The direction vector points from the camera eye toward the scene center. This matches OCC's Camera().Direction().

viewOrientationRequested — OUTWARD direction

viewOrientationRequested(dx, dy, dz, ux, uy, uz)
                          ↑                ↑
                     OUTWARD dir       Up vector
                    (scene → eye)

The direction vector points from the scene center toward the camera eye. This matches OCC's V3d_View.SetProj().

The easy way to remember this

Read inward, write outward.

  • You read your camera and push the direction inward (eye toward scene).
  • NavCube writes orientation requests outward (scene toward eye).

NavCube handles the negation internally. You'll never need to flip signs in your code.

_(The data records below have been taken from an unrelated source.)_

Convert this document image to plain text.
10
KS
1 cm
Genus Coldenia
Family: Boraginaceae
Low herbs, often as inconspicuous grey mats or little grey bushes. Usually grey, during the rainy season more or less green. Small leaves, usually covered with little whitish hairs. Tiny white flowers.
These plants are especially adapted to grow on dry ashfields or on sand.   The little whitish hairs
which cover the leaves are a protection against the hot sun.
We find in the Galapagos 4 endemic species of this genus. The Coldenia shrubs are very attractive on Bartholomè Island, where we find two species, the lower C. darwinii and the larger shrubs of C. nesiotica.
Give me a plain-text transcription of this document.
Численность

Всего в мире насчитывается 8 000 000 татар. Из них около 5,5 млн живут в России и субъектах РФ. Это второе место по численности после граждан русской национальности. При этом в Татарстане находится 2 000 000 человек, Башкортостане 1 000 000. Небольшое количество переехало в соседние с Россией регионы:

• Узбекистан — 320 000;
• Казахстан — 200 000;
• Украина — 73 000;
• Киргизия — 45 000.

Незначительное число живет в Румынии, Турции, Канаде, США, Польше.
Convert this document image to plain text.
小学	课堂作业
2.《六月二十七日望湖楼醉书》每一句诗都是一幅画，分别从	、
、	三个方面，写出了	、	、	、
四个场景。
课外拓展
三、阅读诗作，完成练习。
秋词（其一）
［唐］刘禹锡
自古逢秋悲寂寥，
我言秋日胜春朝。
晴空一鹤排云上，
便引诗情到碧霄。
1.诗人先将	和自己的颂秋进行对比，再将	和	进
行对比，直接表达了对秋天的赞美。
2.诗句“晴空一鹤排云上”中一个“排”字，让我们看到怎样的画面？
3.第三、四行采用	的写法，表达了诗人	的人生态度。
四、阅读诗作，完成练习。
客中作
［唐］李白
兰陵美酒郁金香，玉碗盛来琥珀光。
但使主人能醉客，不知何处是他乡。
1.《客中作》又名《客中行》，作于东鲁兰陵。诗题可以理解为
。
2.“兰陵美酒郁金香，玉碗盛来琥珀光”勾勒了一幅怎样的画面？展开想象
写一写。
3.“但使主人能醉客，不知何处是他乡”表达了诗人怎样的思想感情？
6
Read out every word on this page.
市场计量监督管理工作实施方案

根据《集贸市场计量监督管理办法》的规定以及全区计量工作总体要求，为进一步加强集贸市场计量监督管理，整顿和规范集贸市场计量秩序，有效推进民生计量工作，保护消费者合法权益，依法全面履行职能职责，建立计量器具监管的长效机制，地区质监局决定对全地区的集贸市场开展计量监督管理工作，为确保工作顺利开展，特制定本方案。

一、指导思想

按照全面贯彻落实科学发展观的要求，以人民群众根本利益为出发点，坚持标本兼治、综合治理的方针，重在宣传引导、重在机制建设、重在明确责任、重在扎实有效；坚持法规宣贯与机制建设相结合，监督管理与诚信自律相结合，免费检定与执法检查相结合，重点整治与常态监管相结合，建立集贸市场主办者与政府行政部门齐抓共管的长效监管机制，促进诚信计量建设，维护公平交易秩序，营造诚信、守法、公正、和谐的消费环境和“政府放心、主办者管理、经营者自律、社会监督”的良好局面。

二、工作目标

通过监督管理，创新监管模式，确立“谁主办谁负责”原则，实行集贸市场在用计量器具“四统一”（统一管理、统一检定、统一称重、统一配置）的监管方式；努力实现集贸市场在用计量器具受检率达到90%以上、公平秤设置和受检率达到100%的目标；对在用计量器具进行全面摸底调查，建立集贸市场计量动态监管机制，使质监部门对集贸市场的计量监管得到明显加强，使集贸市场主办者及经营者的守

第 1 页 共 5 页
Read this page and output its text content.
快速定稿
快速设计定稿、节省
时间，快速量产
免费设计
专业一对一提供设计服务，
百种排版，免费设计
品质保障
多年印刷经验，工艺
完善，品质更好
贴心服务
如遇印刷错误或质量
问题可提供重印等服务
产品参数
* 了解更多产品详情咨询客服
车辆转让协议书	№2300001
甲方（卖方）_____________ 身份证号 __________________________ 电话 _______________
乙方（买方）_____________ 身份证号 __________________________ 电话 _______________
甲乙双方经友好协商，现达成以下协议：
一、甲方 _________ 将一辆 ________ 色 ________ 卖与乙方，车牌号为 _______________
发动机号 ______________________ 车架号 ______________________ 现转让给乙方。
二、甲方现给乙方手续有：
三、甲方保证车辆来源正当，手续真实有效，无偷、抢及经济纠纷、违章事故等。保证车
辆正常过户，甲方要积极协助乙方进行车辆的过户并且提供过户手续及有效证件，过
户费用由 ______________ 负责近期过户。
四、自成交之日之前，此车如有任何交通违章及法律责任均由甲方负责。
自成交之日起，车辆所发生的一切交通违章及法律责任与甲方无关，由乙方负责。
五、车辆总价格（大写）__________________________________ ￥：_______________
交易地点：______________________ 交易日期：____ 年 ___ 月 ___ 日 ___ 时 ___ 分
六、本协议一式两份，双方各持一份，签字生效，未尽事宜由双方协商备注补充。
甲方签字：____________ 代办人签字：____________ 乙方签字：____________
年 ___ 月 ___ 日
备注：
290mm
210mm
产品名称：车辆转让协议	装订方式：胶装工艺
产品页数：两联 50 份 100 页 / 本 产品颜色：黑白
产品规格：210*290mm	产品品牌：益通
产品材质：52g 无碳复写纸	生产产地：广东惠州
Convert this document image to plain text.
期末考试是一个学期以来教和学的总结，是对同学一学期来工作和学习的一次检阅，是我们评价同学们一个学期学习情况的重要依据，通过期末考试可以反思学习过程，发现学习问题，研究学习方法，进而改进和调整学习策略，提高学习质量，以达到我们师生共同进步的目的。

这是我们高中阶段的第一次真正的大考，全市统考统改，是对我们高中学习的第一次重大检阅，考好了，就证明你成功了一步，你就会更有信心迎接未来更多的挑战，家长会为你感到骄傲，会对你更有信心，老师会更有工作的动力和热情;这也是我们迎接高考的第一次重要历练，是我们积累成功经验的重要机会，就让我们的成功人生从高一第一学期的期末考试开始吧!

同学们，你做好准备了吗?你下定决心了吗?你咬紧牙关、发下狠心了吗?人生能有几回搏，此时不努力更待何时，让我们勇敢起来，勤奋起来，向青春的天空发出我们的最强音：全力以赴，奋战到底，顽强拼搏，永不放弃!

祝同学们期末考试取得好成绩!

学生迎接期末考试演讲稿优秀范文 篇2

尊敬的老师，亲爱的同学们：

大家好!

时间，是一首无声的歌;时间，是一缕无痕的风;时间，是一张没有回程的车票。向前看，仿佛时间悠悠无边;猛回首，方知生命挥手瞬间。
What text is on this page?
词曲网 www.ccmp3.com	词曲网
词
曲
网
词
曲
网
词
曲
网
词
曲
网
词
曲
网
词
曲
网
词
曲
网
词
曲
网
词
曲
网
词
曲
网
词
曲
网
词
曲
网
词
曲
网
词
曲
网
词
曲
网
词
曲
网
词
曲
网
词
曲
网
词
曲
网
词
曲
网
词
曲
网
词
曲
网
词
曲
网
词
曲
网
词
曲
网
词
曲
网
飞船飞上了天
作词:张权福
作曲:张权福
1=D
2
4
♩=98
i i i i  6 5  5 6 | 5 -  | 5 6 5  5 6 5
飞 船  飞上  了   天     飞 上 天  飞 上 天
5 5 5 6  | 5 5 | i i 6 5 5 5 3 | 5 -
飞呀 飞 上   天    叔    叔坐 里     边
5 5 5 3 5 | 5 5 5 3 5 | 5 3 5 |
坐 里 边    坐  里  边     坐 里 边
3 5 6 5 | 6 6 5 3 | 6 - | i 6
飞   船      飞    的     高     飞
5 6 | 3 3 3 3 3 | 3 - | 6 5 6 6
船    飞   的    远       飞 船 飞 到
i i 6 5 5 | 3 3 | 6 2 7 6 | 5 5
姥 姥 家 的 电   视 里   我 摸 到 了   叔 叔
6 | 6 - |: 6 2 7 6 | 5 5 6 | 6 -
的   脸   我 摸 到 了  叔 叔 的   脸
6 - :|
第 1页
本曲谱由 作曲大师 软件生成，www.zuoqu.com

Sign convention cheat sheet

┌─────────────────────────────────────────────────────────┐
│                    YOUR RENDERER                        │
│                                                         │
│  Camera state:                                          │
│    direction = eye → scene   (INWARD)                   │
│    up        = camera up vector                         │
│                                                         │
│         │ push_camera(dir, up)                          │
│         ▼                                               │
│  ┌─────────────────────────────┐                        │
│  │     NavCubeOverlay          │                        │
│  │                             │                        │
│  │  Internal: negates dir      │                        │
│  │  for emission               │                        │
│  └─────────────────────────────┘                        │
│         │ viewOrientationRequested(-dir, up)             │
│         ▼                                               │
│                                                         │
│  Update camera:                                         │
│    SetProj(dx, dy, dz)  ← OUTWARD (scene → eye)        │
│    SetUp(ux, uy, uz)                                    │
│    Redraw()                                             │
└─────────────────────────────────────────────────────────┘

Axis diagrams

Z-up coordinate system (default)

        +Z (TOP)
         ┼──────── +X (RIGHT)
    +Y (BACK)


    Face mapping:
    ┌─────────────────────────┐
    │  +Z normal  →  TOP      │
    │  -Z normal  →  BOTTOM   │
    │  -Y normal  →  FRONT    │
    │  +Y normal  →  BACK     │
    │  +X normal  →  RIGHT    │
    │  -X normal  →  LEFT     │
    └─────────────────────────┘

Y-up coordinate system (with _WORLD_ROT)

        +Y (TOP)
         ┼──────── +X (RIGHT)
    +Z (FRONT)


    World-space face mapping after _WORLD_ROT:
    ┌─────────────────────────┐
    │  +Y normal  →  TOP      │
    │  -Y normal  →  BOTTOM   │
    │  +Z normal  →  FRONT    │
    │  -Z normal  →  BACK     │
    │  +X normal  →  RIGHT    │
    │  -X normal  →  LEFT     │
    └─────────────────────────┘

Default ISO view

The default camera orientation is an isometric view looking at the FRONT-RIGHT-TOP corner:

        +Z
         │  ╲
         │    ╲  Camera looks from here
         │      ●  (iso view)
         │    ╱
         ┼──╱──── +X
    +Y

    Default inward direction: normalize(-1, +1, -1)
    Default up vector: (0, 0, +1)

The camera looks toward the origin from (-1, +1, -1) (normalized), with Z as the up vector. This puts FRONT, RIGHT, and TOP all partially visible.


More _WORLD_ROT examples

Left-handed Y-up (rare)

class LeftHandedYUpNaviCube(NavCubeOverlay):
    _WORLD_ROT = np.array([
        [1,  0,  0],
        [0,  0,  1],
        [0, -1,  0],
    ], dtype=float)

Swapped X and Y

class SwappedXYNaviCube(NavCubeOverlay):
    _WORLD_ROT = np.array([
        [0,  1,  0],
        [1,  0,  0],
        [0,  0,  1],
    ], dtype=float)

Arbitrary rotation

You can use any valid 3×3 rotation matrix — as long as it's orthonormal (unit-length columns, mutually perpendicular). Use any matrix that isn't orthonormal and things will look wrong.